As I watched, paralyzed, Chloe whispered something in his ear. Ryan laughed, a deep, throaty sound I knew so well, and then he leaned in and kissed her. It wasn't a friendly peck. It was a deep, passionate kiss, full of a hunger I hadn't seen from him in months.
The crowd around them hooted and cheered.
"Get a room, Blackwood!" one of his friends yelled.
Ryan pulled back, grinning, and raised his glass to the crowd. He was drunk, happy, and celebrating. His eyes swept over the stage, over me, and he didn't even flinch. There was no recognition. No shock. Just a casual, dismissive glance. To him, I was just part of the evening's entertainment. A thing.
Someone in the crowd yelled, "Hey, I heard this one's a real artist! She likes to play with dead bodies!"
Another voice, one of Ryan's friends, piped up, "Yeah, a forensic artist! Think she can reconstruct her own face after tonight?"
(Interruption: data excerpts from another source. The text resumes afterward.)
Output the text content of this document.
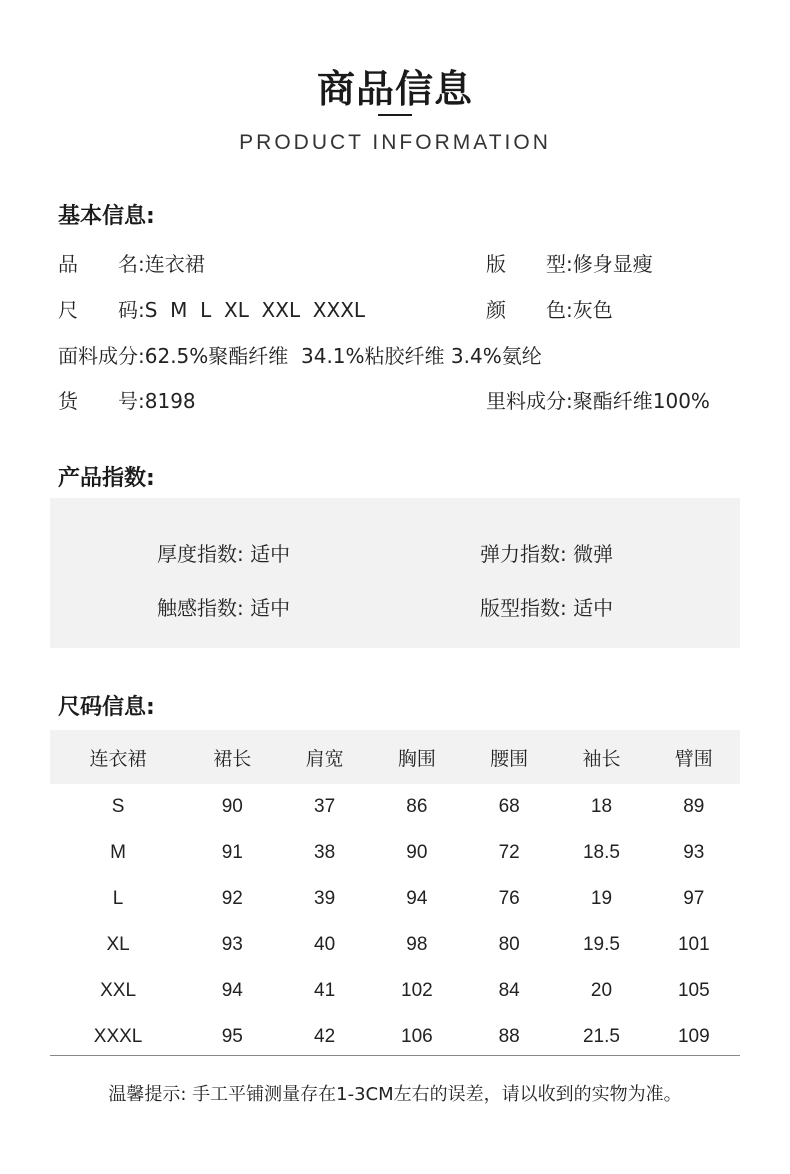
商品信息
PRODUCT INFORMATION
基本信息:
品　　名:连衣裙	版　　型:修身显瘦
尺　　码:S  M  L  XL  XXL  XXXL	颜　　色:灰色
面料成分:62.5%聚酯纤维  34.1%粘胶纤维 3.4%氨纶
货　　号:8198	里料成分:聚酯纤维100%
产品指数:
厚度指数: 适中	弹力指数: 微弹
触感指数: 适中	版型指数: 适中
尺码信息:
连衣裙	裙长	肩宽	胸围	腰围	袖长	臂围
S	90	37	86	68	18	89
M	91	38	90	72	18.5	93
L	92	39	94	76	19	97
XL	93	40	98	80	19.5	101
XXL	94	41	102	84	20	105
XXXL	95	42	106	88	21.5	109
温馨提示: 手工平铺测量存在1-3CM左右的误差，请以收到的实物为准。
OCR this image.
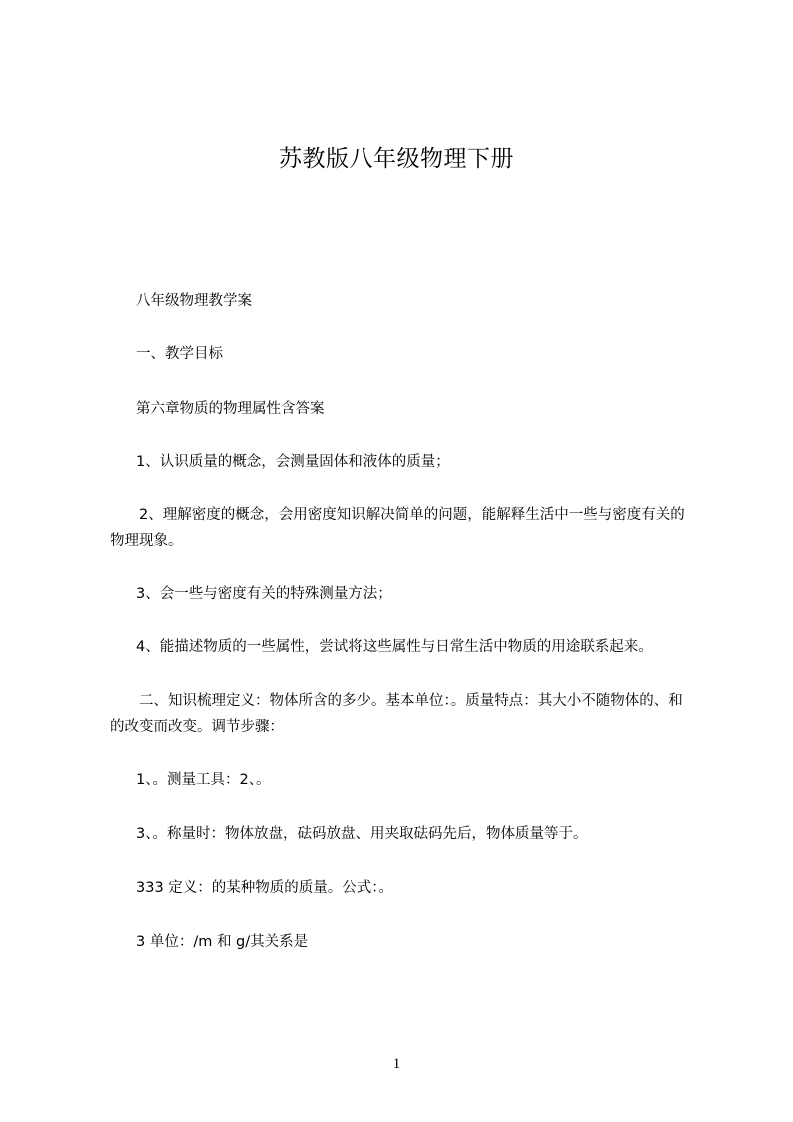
苏教版八年级物理下册
八年级物理教学案
一、教学目标
第六章物质的物理属性含答案
1、认识质量的概念，会测量固体和液体的质量；
2、理解密度的概念，会用密度知识解决简单的问题，能解释生活中一些与密度有关的物理现象。
3、会一些与密度有关的特殊测量方法；
4、能描述物质的一些属性，尝试将这些属性与日常生活中物质的用途联系起来。
二、知识梳理定义：物体所含的多少。基本单位：。质量特点：其大小不随物体的、和的改变而改变。调节步骤：
1、。测量工具：2、。
3、。称量时：物体放盘，砝码放盘、用夹取砝码先后，物体质量等于。
333 定义：的某种物质的质量。公式：。
3 单位：/m 和 g/其关系是
1
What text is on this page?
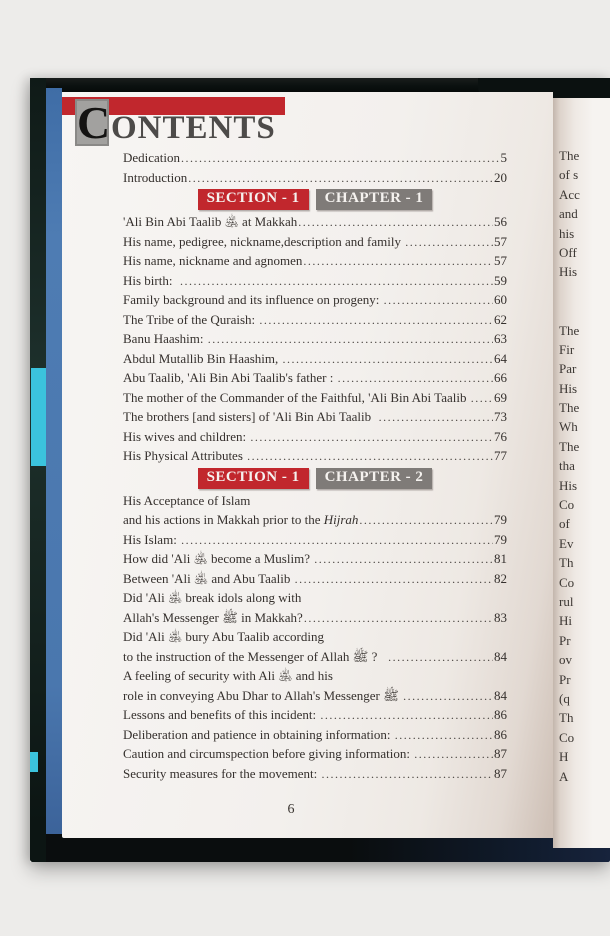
C ONTENTS
Dedication .....	5
Introduction .....	20
SECTION - 1	CHAPTER - 1
'Ali Bin Abi Taalib ﵁ at Makkah .....	56
His name, pedigree, nickname,description and family .....	57
His name, nickname and agnomen .....	57
His birth: .....	59
Family background and its influence on progeny: .....	60
The Tribe of the Quraish: .....	62
Banu Haashim: .....	63
Abdul Mutallib Bin Haashim, .....	64
Abu Taalib, 'Ali Bin Abi Taalib's father : .....	66
The mother of the Commander of the Faithful, 'Ali Bin Abi Taalib ..... 69
The brothers [and sisters] of 'Ali Bin Abi Taalib .....	73
His wives and children: .....	76
His Physical Attributes .....	77
SECTION - 1	CHAPTER - 2
His Acceptance of Islam
and his actions in Makkah prior to the Hijrah .....	79
His Islam: .....	79
How did 'Ali ﵁ become a Muslim? .....	81
Between 'Ali ﵁ and Abu Taalib .....	82
Did 'Ali ﵁ break idols along with
Allah's Messenger ﷺ in Makkah? .....	83
Did 'Ali ﵁ bury Abu Taalib according
to the instruction of the Messenger of Allah ﷺ ? .....	84
A feeling of security with Ali ﵁ and his
role in conveying Abu Dhar to Allah's Messenger ﷺ .....	84
Lessons and benefits of this incident: .....	86
Deliberation and patience in obtaining information: .....	86
Caution and circumspection before giving information: .....	87
Security measures for the movement: .....	87
6
The
of s
Acc
and
his
Off
His
The
Fir
Par
His
The
Wh
The
tha
His
Co
of
Ev
Th
Co
rul
Hi
Pr
ov
Pr
(q
Th
Co
H
A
The group roared with laughter. The words hit me harder than any physical blow. They were talking about my work, my passion, twisting it into something grotesque and filthy. My life's purpose, turned into a punchline.
On the stage, I was a broken object. In the crowd, the man who had promised to love me forever kissed his mistress, a triumphant smile on her face. Chloe' s eyes met mine for a fleeting second through the throng. There was no pity in them. Only cold, hard victory.